También hubo reacciones negativas a que Arendt cuestionara la autoridad que tenía Israel para juzgar al funcionario nazi tal y como lo hizo

Una de las grandes conclusiones de Arendt en el libro, obra que aún es cuestionada y desata polémicas, es que Eichmann carecía de motivos para hacer parte del Holocausto, nada distinto a un ascenso administrativo dentro de la organización. Y esto, según ella, no lo convertía en un criminal. “Eichmann, sencillamente, no supo jamás lo que se hacía”, dice.

Aunque la escritora afirma que Eichmann no era un estúpido, su conducta estaba dominada por la irreflexión, que se asemeja a la estupidez. Esto lo predisponía a convertirse en el mayor criminal de su tiempo.

Arendt clasifica este comportamiento como ‘banalidad’. A pesar de su gravedad, argumenta que incluso podría parecer cómico. Sin embargo, no podemos atribuir a Eichmann una profundidad diabólica, ni tampoco considerarlo normal o común.

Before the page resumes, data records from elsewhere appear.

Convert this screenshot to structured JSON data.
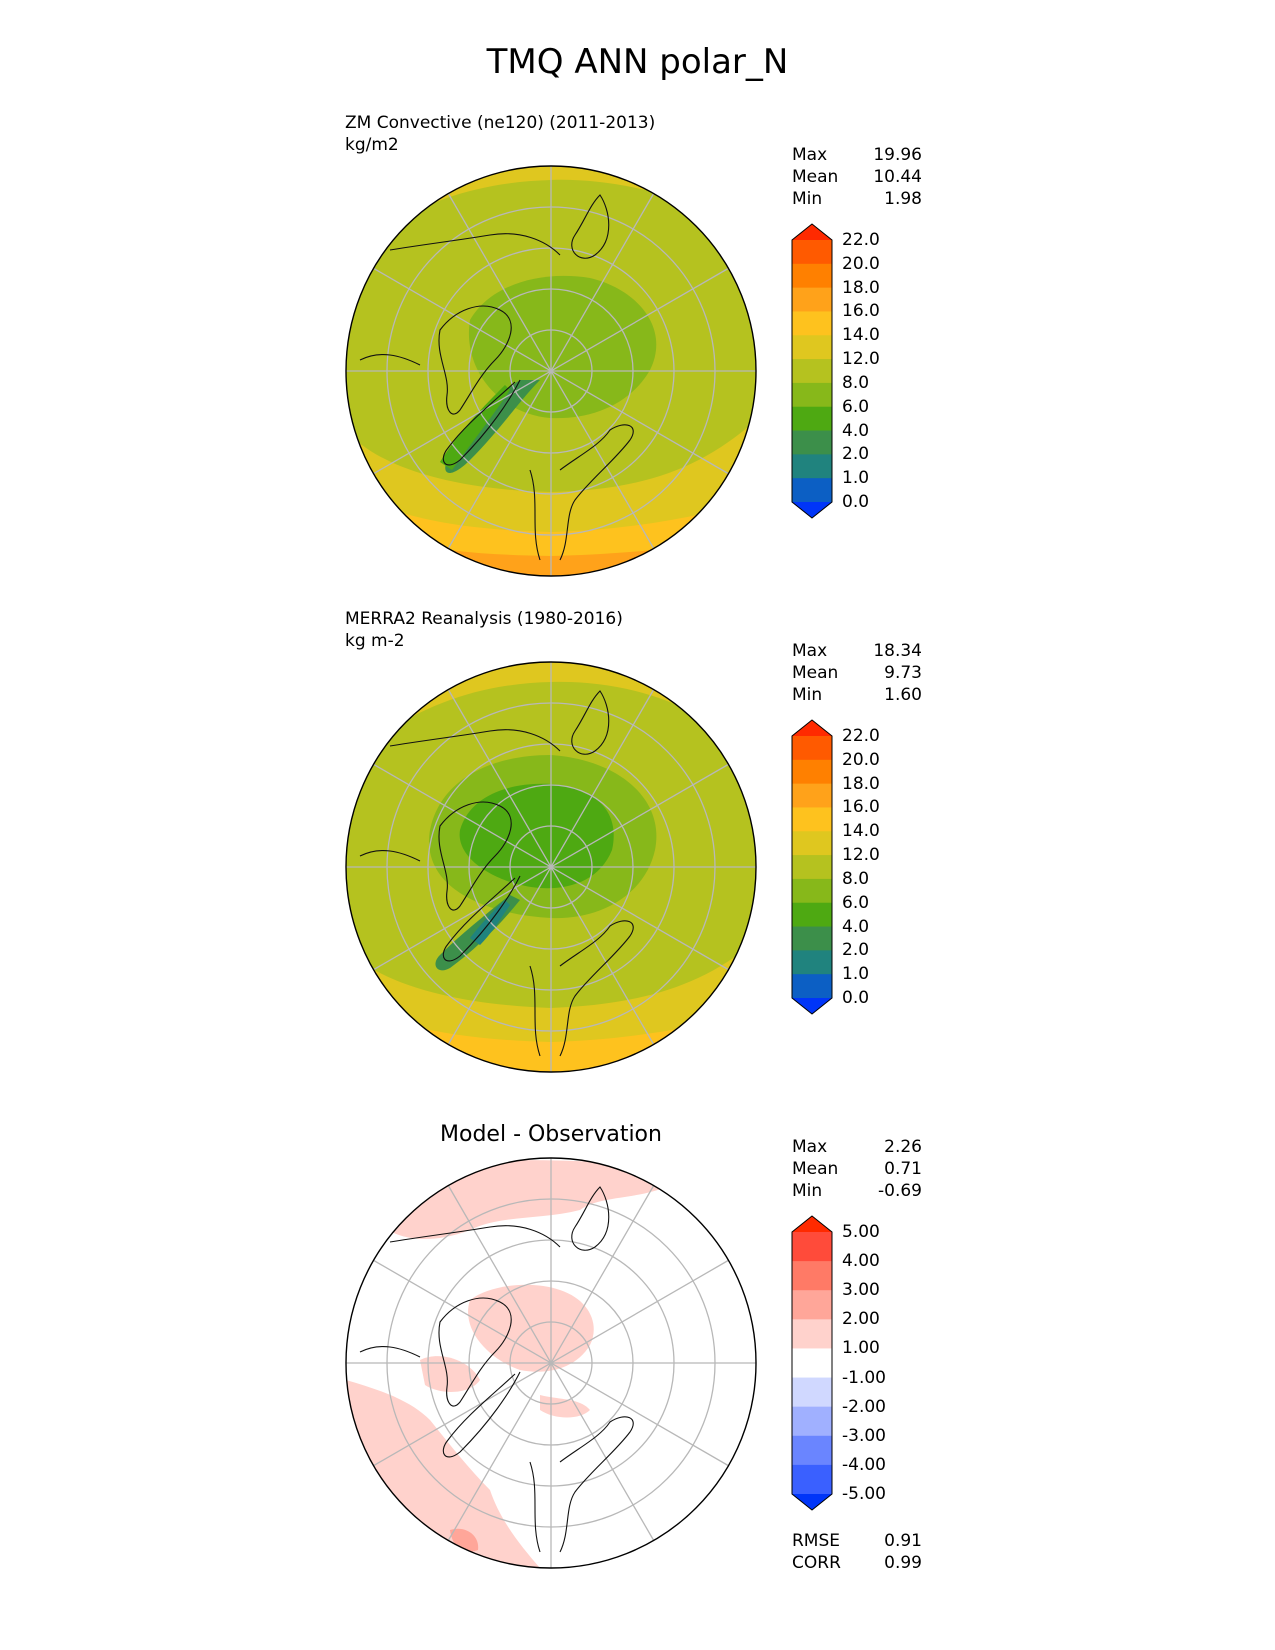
{
  "title": "TMQ ANN polar_N",
  "panels": [
    {
      "id": "test",
      "title_lines": [
        "ZM Convective (ne120) (2011-2013)",
        "kg/m2"
      ],
      "stats": [
        {
          "label": "Max",
          "value": "19.96"
        },
        {
          "label": "Mean",
          "value": "10.44"
        },
        {
          "label": "Min",
          "value": "1.98"
        }
      ],
      "colorbar": {
        "ticks": [
          "22.0",
          "20.0",
          "18.0",
          "16.0",
          "14.0",
          "12.0",
          "8.0",
          "6.0",
          "4.0",
          "2.0",
          "1.0",
          "0.0"
        ],
        "colors": [
          "#ff2a00",
          "#ff5a00",
          "#ff8000",
          "#ffa21a",
          "#fec21e",
          "#dfc71f",
          "#b5c21f",
          "#87b81a",
          "#4ea912",
          "#3c8f4a",
          "#20837e",
          "#0c5fc4",
          "#0035f8"
        ]
      }
    },
    {
      "id": "reference",
      "title_lines": [
        "MERRA2 Reanalysis (1980-2016)",
        "kg m-2"
      ],
      "stats": [
        {
          "label": "Max",
          "value": "18.34"
        },
        {
          "label": "Mean",
          "value": "9.73"
        },
        {
          "label": "Min",
          "value": "1.60"
        }
      ],
      "colorbar": {
        "ticks": [
          "22.0",
          "20.0",
          "18.0",
          "16.0",
          "14.0",
          "12.0",
          "8.0",
          "6.0",
          "4.0",
          "2.0",
          "1.0",
          "0.0"
        ],
        "colors": [
          "#ff2a00",
          "#ff5a00",
          "#ff8000",
          "#ffa21a",
          "#fec21e",
          "#dfc71f",
          "#b5c21f",
          "#87b81a",
          "#4ea912",
          "#3c8f4a",
          "#20837e",
          "#0c5fc4",
          "#0035f8"
        ]
      }
    },
    {
      "id": "difference",
      "title_lines": [
        "Model - Observation"
      ],
      "stats": [
        {
          "label": "Max",
          "value": "2.26"
        },
        {
          "label": "Mean",
          "value": "0.71"
        },
        {
          "label": "Min",
          "value": "-0.69"
        }
      ],
      "colorbar": {
        "ticks": [
          "5.00",
          "4.00",
          "3.00",
          "2.00",
          "1.00",
          "-1.00",
          "-2.00",
          "-3.00",
          "-4.00",
          "-5.00"
        ],
        "colors": [
          "#ff2a00",
          "#ff4b3a",
          "#ff7a66",
          "#ffa699",
          "#ffd2cc",
          "#ffffff",
          "#d0d8ff",
          "#a0b0ff",
          "#6a85ff",
          "#3a60ff",
          "#0035f8"
        ]
      },
      "metrics": [
        {
          "label": "RMSE",
          "value": "0.91"
        },
        {
          "label": "CORR",
          "value": "0.99"
        }
      ]
    }
  ]
}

Para terminar este análisis de Eichmann en Jerusalén, vale decir que las reacciones frente al libro han sido variadas. La comunidad judía ha rechazado varias afirmaciones de Hannah Arendt. Por ejemplo, la idea de que Eichmann no era un sádico, sino una persona normal, contradice la percepción que tienen las víctimas y sus familiares.